Although technology has played a role in the American education system for quite some time, music programs in particular have been slow to integrate it into the classroom. In addition to the usual resistance to funding the arts, this delay is often due in part to the physical layout of the typical music classroom, where crowded students typically have little-to-no desk space, thus making the use of electronic keyboards highly impractical.
Despite these challenges, most music educators believe in the value of educational technology. In a 2013 PBS survey, teachers reported that technology increased their students’ desire to learn and reinforced and built upon previous classwork.
Additionally, using modern technological tools in the music classroom can free up some of a teacher's limited instructional time by making routine tasks faster and easier. It can also improve communication between students and teachers, as well as between teachers and parents.
The following are two ways that music teachers can add technology to their classrooms to augment the learning process:
Mobile Devices for Sheet Music
Of all the technological advances used in the classroom, the tablet is arguably the most popular. One of the best uses of the tablet in a musical classroom setting is as a replacement or substitute for paper sheets of music. Instead of dealing with multiple pages of sheet music, students can access all of their materials on this device with just a few taps. Using a tablet for this purpose eliminates the huge problem of students losing their music, thereby removing a major source of frustration for teachers. In addition, students can use tablets to compose songs, access apps, and view study materials and test scores. And best of all, the average tablet doesn’t take up much size and is easy to carry and store, unlike electronic keyboards.
One app that music teachers heartily endorse is Piano Street, which gives kids access to over 3,000 classical piano study scores and more than 20,000 pages of sheet music. It also offers practice guides, an audio-video study tool, a music dictionary, and a forum, in which students can read about a wide variety of piano-related topics. Other popular technology options for the music classroom that work well with tablets include Garage Band, Ear trainer, and real piano pro.
Another great way to include technology in the music classroom is through a digital, or “interactive,” whiteboard. These interactive devices allow teachers to share information on a user-friendly screen that is much more sophisticated than an old fashioned chalk board or dry-erase board.
Interactive whiteboards combine touchscreen technology with a projector connected to a PC or laptop, so any information or documents stored on the computer can be easily displayed on the board for all the students to see. Students can share ideas and explore concepts by physically interacting with the objects on the screen, and teachers can even enhance the interactive whiteboard experience with special pens and erasers. Many instructors also use interactive whiteboards to play instructional videos.
Teachers can use interactive whiteboards to introduce new vocabulary words, demonstrate rhythm and tone, instruct students in musical notation, and more. To really engage students, teachers can have their class use this technology to create and play their own original compositions. For inspiration, there are numerous online resources available, including lesson files and templates developed by other music teachers.

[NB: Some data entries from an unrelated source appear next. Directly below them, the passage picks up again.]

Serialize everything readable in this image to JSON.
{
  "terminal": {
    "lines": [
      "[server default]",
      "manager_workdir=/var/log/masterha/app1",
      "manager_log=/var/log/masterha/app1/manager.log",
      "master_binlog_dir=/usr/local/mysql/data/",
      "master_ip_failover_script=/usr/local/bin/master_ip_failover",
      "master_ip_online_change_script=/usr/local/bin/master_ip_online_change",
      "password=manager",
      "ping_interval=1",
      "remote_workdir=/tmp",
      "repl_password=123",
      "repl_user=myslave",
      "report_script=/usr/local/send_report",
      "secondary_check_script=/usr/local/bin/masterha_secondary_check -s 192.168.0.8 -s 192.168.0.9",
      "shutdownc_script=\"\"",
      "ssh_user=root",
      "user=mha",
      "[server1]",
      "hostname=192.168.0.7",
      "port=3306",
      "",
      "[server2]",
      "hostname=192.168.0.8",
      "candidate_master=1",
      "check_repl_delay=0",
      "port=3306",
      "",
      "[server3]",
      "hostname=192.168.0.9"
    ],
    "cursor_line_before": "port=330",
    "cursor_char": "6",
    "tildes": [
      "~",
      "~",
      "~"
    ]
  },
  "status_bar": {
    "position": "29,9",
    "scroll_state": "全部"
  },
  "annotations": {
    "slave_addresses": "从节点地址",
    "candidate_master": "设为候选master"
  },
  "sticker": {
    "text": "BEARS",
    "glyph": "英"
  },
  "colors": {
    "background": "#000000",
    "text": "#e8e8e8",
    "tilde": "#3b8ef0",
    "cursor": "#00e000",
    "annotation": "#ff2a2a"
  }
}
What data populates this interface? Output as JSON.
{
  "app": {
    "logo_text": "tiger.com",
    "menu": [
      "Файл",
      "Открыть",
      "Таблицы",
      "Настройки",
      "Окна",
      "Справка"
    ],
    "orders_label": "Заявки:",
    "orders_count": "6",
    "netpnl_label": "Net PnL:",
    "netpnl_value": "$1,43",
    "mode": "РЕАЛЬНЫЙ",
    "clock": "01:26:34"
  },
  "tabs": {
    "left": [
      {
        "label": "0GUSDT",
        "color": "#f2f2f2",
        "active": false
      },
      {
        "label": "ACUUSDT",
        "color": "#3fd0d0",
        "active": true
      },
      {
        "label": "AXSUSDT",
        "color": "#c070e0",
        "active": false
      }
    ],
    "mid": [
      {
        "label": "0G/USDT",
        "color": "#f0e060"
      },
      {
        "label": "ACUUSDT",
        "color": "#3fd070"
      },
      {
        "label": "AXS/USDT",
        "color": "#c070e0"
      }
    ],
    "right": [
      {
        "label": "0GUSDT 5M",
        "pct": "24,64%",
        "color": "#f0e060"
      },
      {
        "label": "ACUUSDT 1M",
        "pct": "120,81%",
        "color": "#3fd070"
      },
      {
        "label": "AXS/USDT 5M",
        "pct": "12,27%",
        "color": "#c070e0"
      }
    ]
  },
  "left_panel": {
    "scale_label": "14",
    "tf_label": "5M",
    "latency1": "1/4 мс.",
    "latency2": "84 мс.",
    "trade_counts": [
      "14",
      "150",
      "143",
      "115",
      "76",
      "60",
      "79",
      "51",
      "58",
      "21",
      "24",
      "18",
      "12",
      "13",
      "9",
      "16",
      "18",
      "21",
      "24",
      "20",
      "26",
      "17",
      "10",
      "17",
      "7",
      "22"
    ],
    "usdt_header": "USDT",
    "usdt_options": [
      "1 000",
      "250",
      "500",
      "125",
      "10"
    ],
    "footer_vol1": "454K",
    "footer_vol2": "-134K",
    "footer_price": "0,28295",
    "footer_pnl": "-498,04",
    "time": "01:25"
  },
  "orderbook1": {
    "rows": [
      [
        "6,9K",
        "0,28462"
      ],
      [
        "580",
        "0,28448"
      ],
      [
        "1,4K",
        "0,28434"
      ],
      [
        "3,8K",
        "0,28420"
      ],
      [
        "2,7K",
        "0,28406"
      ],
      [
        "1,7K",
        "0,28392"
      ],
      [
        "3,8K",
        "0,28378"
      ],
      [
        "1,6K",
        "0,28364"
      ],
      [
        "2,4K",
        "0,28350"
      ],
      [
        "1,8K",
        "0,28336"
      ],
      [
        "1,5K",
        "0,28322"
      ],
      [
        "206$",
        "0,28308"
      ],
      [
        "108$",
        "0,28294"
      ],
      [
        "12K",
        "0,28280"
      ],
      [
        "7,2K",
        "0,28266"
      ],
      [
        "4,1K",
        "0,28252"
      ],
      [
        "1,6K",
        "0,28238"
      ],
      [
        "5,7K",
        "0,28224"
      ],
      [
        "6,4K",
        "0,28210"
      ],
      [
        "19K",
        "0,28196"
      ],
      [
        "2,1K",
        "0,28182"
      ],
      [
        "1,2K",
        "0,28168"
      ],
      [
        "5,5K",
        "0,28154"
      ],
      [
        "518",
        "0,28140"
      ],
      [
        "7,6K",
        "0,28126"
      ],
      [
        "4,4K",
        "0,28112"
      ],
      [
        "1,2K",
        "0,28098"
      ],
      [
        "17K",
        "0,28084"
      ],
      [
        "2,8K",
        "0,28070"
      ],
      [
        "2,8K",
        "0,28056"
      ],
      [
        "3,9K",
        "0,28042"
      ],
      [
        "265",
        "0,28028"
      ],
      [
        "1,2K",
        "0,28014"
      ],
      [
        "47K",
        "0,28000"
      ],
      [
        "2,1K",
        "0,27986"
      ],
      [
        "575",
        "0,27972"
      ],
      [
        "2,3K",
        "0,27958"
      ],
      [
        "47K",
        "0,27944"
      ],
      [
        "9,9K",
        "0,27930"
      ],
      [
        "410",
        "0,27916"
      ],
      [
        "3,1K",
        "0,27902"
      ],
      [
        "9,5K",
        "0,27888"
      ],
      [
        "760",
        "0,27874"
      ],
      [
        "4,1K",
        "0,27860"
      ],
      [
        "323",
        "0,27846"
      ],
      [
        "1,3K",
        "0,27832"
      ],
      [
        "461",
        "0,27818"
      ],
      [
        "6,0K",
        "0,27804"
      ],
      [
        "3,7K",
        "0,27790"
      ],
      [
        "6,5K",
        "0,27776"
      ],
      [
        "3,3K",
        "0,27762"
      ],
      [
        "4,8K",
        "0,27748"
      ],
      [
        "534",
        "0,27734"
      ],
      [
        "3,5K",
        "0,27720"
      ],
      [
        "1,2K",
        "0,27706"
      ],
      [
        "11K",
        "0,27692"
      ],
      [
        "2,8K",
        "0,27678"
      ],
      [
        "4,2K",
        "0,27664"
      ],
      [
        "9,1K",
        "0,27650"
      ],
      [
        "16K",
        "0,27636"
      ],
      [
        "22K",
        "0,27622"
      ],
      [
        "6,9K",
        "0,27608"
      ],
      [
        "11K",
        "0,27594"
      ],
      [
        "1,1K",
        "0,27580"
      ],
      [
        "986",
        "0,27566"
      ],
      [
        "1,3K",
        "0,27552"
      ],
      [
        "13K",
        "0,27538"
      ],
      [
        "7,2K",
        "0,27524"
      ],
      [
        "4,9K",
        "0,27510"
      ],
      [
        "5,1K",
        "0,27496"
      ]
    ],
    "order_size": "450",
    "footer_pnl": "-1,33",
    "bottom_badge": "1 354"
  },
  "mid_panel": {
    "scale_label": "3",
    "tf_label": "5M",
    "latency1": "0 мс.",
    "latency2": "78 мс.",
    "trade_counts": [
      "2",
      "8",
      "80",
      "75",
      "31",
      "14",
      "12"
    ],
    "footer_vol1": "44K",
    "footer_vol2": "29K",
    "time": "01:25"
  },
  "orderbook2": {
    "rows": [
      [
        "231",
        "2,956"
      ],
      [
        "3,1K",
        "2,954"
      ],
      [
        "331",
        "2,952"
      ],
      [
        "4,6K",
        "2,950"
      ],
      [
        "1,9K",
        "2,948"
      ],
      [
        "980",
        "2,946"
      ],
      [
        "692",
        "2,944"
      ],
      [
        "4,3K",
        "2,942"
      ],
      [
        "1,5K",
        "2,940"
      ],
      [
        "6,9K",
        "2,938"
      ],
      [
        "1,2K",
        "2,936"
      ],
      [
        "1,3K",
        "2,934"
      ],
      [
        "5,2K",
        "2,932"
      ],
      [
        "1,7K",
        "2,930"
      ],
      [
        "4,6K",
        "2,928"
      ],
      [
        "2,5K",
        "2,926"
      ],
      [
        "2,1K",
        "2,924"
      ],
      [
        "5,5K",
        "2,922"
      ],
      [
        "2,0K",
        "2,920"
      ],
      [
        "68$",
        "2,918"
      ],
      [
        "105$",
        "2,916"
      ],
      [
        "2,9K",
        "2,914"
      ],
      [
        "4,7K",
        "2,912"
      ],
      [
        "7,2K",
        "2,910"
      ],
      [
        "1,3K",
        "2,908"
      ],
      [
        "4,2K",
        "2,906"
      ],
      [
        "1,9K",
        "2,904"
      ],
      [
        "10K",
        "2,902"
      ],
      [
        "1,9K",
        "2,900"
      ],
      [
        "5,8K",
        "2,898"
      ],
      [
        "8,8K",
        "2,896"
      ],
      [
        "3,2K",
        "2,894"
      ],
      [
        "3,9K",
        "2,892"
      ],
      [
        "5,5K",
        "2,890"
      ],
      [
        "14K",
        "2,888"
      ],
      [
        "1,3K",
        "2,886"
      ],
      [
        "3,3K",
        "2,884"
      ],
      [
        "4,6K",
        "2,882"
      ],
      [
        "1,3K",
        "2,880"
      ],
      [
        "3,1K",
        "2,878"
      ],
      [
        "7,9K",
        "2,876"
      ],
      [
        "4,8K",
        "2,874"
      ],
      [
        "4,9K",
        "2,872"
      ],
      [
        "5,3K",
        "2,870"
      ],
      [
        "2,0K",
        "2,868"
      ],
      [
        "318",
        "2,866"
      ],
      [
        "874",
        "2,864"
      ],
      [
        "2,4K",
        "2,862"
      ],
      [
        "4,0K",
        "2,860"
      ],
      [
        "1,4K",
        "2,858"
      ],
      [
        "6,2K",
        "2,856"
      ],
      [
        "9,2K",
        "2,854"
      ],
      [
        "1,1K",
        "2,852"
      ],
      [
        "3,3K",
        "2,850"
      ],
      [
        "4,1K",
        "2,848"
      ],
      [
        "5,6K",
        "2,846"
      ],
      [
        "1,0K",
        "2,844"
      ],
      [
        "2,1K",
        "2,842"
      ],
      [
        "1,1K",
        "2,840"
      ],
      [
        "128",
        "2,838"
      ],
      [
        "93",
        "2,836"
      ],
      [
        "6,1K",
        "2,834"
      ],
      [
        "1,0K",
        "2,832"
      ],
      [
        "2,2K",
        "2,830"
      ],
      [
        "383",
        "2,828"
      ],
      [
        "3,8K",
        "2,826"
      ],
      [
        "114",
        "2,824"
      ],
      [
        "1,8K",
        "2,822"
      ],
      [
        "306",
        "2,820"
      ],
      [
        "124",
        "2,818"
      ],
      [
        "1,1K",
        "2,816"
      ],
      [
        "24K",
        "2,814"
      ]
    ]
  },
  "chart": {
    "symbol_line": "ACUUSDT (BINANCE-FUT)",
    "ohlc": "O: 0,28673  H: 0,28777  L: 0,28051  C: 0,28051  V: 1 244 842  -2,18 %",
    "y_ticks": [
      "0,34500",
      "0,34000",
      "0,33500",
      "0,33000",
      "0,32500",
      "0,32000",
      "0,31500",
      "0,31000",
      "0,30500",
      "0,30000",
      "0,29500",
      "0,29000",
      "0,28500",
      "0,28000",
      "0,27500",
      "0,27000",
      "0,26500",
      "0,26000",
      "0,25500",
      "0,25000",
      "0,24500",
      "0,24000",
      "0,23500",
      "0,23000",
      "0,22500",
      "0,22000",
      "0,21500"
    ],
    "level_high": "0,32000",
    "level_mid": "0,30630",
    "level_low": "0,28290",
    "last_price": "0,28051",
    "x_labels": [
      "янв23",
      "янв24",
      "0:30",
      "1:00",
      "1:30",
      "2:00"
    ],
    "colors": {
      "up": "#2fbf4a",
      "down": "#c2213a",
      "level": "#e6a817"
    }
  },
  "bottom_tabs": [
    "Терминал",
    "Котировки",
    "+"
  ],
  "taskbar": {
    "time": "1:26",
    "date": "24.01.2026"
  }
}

Undeniably, technology has infiltrated nearly every part of our lives, and it is rapidly changing the way we learn. Music instructors must not only have the desire to bring technology into the classroom, they should also be willing to familiarize themselves with the latest technology and figure out how to best implement it. Children are comfortable using technology in other areas of their lives, and most will adapt very easily to technology in the music classroom. Therefore, teachers don’t need to worry about their students struggling to overcome a steep learning curve.
Music teachers might have to explain to administrators how implementing technology in music classrooms can benefit the school as a whole. To ensure that all students in the class have access to technology, teachers, administrators, and parent groups can work together to find grants and donors, or hold fundraising events.